Once through the gaps of the Blue Ridge Mountains, the Southerners trudged northward into Maryland and Pennsylvania. They were followed by the Union Army of the Potomac under Gen. Joseph Hooker, but Lee, whose cavalry under J.E.B. Stuart was absent on a brash raid around the Federal forces, had no way of knowing his adversary’s whereabouts.
The two armies touched by chance at Gettysburg on June 30. The main battle opened on July 1 with Confederates attacking Union troops on McPherson Ridge west of town. Though outnumbered, the Federal forces (now commanded by Gen. George G. Meade) held their position until afternoon, when they were finally overpowered and driven back to Cemetery Hill south of town. The Northerners labored long into the night over their defenses while the bulk of Meade’s army arrived and took up positions.
On July 2 the battlelines were drawn up in two sweeping arcs. The main portions of both armies were nearly one mile apart on parallel ridges: Union forces on Cemetery Ridge, Confederate forces on Seminary Ridge to the west. Lee ordered an attack against both Union flanks. James Longstreet’s thrust on the Federal left turned the base of Little Round Top into a shambles, left the Wheatfield strewn with dead and wounded, and overran the Peach Orchard. Farther north, Richard S. Ewell’s evening attack on the Federal right at East Cemetery Hill and Culp’s Hill, though momentarily successful, could not be exploited to Confederate advantage.
On July 3 Lee’s artillery opened a two-hour bombardment of the Federal lines on Cemetery Ridge and Cemetery Hill. This for a time engaged the massed guns of both sides in a thundering duel for supremacy, but did little to soften up the Union defensive position. Then, in an attempt to recapture the partial success of the previous day, some 12,000 Confederates advanced across open fields toward the Federal center in an attack known as "Pickett’s Charge." More than 5,000 soldiers became casualties in one hour.

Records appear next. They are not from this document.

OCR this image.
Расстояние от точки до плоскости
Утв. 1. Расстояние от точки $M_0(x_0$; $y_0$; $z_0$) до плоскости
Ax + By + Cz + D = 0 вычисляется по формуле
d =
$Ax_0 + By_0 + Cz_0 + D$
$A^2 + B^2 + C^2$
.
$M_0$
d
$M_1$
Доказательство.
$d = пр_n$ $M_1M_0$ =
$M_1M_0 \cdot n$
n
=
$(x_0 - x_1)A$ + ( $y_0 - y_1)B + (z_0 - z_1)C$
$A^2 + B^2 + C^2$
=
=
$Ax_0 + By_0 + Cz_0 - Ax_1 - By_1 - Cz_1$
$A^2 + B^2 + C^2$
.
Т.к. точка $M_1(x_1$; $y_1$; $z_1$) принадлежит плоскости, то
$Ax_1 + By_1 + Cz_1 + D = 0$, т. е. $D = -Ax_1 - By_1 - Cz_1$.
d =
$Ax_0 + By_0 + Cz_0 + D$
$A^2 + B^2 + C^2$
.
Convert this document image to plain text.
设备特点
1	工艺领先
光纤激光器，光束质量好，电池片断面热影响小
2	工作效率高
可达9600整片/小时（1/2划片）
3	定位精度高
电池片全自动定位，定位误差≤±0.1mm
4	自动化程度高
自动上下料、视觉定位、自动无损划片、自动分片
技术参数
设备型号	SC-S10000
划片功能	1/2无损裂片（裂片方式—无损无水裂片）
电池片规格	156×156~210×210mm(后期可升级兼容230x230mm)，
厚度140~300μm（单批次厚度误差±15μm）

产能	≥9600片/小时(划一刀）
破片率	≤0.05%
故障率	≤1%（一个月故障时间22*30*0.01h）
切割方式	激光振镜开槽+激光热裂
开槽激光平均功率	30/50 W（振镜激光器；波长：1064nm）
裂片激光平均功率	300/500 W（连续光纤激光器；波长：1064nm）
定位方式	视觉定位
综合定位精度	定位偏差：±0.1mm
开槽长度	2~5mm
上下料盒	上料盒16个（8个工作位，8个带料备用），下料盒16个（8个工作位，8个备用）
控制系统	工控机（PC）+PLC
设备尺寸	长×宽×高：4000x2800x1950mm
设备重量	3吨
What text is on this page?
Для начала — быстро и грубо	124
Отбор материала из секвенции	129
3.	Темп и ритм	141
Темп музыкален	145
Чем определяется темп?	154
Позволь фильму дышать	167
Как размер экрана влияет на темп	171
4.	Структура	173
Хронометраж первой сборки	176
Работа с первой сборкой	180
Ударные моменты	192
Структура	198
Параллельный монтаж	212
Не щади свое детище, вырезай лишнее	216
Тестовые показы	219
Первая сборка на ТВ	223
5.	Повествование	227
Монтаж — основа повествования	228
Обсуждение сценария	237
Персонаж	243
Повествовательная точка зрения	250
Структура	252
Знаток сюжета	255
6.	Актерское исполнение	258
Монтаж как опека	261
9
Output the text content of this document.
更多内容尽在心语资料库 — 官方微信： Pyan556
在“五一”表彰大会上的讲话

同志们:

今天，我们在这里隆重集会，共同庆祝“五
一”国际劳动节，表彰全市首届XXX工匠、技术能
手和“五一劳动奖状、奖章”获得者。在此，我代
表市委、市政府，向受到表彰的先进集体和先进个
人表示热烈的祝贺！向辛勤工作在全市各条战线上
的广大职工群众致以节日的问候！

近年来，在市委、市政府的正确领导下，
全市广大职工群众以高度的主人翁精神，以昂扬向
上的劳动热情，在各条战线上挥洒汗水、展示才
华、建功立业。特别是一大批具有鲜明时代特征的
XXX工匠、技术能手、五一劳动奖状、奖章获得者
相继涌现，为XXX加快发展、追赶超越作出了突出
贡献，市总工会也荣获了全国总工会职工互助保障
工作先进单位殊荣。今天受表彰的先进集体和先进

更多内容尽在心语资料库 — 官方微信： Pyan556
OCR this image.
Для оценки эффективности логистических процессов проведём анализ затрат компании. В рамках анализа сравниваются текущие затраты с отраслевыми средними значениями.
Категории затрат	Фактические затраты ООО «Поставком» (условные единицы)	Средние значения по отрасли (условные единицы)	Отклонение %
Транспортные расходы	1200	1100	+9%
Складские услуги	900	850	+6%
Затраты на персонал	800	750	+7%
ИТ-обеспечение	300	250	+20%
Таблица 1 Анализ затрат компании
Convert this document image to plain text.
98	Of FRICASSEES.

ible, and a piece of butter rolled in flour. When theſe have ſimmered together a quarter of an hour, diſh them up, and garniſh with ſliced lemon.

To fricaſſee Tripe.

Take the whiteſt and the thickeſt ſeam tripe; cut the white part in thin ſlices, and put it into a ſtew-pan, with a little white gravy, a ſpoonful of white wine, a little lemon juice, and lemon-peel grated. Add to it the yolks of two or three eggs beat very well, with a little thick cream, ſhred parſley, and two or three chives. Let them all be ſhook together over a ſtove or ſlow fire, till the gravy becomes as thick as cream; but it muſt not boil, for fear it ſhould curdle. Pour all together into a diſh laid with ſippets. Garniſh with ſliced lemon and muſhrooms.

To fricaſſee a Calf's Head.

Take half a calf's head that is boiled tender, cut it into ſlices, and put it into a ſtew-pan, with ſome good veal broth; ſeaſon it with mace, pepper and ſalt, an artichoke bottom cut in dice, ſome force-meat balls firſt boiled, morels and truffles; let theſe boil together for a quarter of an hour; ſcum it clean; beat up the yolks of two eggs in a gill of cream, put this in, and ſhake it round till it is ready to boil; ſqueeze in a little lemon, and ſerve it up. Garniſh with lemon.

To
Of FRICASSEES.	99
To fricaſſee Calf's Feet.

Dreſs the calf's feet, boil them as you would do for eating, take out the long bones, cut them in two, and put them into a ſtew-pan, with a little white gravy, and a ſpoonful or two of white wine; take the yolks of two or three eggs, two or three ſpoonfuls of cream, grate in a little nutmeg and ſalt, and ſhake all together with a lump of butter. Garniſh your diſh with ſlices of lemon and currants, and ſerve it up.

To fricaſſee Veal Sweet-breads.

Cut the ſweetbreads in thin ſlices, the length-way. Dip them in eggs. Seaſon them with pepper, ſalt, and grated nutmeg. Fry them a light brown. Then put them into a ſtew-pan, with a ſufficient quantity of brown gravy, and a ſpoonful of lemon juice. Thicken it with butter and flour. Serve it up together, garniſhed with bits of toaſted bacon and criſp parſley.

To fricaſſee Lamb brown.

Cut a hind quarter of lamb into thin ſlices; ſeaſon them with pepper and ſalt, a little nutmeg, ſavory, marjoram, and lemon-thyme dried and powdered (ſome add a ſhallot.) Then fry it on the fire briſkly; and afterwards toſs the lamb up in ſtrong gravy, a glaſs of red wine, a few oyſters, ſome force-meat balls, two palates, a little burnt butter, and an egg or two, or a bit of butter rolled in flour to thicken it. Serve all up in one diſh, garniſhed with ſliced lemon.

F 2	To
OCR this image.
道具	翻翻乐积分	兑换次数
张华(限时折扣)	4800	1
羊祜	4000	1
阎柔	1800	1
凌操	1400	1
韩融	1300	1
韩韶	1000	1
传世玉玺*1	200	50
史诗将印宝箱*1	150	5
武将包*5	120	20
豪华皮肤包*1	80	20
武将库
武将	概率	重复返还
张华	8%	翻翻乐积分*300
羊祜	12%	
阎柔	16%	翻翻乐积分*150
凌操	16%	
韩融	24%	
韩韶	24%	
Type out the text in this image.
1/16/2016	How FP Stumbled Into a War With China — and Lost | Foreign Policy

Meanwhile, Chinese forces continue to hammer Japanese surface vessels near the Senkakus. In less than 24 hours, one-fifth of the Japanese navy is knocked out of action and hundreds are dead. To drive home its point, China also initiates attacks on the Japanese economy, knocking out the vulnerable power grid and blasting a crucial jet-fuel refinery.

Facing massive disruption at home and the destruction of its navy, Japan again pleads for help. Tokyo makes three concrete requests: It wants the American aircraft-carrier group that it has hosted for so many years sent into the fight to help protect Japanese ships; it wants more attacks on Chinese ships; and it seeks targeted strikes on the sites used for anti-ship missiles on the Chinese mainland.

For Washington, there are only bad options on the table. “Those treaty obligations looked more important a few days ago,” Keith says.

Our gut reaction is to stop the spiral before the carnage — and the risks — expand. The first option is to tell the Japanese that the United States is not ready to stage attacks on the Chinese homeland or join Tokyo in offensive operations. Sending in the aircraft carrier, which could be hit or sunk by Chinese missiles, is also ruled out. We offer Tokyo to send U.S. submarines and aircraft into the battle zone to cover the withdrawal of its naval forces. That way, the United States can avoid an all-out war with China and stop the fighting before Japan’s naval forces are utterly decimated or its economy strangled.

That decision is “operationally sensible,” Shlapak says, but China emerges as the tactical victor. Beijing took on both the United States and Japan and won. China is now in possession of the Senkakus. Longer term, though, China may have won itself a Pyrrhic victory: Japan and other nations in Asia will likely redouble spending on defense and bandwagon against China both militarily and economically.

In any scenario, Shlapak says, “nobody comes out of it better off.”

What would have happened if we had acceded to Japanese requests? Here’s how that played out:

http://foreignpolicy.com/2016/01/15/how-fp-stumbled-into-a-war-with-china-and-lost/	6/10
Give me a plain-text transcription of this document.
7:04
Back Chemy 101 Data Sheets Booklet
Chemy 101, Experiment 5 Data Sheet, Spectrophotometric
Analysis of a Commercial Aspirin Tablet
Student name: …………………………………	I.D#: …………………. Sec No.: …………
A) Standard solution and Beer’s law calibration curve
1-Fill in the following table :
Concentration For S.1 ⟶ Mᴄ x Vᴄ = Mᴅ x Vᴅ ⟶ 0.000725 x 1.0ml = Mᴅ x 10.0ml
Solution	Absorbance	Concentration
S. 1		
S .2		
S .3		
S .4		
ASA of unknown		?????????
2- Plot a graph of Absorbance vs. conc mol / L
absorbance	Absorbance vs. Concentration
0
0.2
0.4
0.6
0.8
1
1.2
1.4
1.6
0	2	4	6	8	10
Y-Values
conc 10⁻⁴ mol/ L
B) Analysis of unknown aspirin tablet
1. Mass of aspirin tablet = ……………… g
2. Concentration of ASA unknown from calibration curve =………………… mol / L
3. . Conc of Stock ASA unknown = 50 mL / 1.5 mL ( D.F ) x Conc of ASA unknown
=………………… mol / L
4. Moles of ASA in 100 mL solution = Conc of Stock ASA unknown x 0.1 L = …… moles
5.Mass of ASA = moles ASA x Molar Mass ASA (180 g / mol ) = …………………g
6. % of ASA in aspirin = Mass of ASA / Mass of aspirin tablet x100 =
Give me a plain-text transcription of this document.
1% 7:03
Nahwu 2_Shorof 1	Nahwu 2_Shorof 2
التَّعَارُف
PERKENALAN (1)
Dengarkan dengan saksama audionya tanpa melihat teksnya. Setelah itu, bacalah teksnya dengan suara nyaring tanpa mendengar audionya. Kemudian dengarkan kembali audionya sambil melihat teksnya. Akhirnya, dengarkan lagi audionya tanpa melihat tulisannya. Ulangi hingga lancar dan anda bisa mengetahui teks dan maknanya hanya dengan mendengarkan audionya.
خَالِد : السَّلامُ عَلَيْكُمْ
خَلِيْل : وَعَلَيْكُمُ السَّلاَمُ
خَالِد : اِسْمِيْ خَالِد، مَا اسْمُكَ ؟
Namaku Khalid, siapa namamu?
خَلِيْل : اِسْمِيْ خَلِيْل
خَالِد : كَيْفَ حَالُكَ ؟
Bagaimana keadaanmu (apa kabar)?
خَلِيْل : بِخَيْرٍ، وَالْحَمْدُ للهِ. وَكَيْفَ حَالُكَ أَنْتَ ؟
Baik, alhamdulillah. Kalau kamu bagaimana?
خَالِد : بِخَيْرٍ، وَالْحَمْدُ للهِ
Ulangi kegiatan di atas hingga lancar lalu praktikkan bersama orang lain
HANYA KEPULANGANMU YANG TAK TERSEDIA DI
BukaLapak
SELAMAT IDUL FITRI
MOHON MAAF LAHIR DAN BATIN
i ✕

With the repulse of Pickett’s Charge, the Battle of Gettysburg was over. The Confederate army that staggered back into Virginia was physically and spiritually exhausted. Never again would Lee attempt an offensive operation of such magnitude. And Meade, though criticized for not pursuing Lee’s troops, would forever be remembered as the man who won the battle that has come to be known as the "High Water Mark of the Confederacy."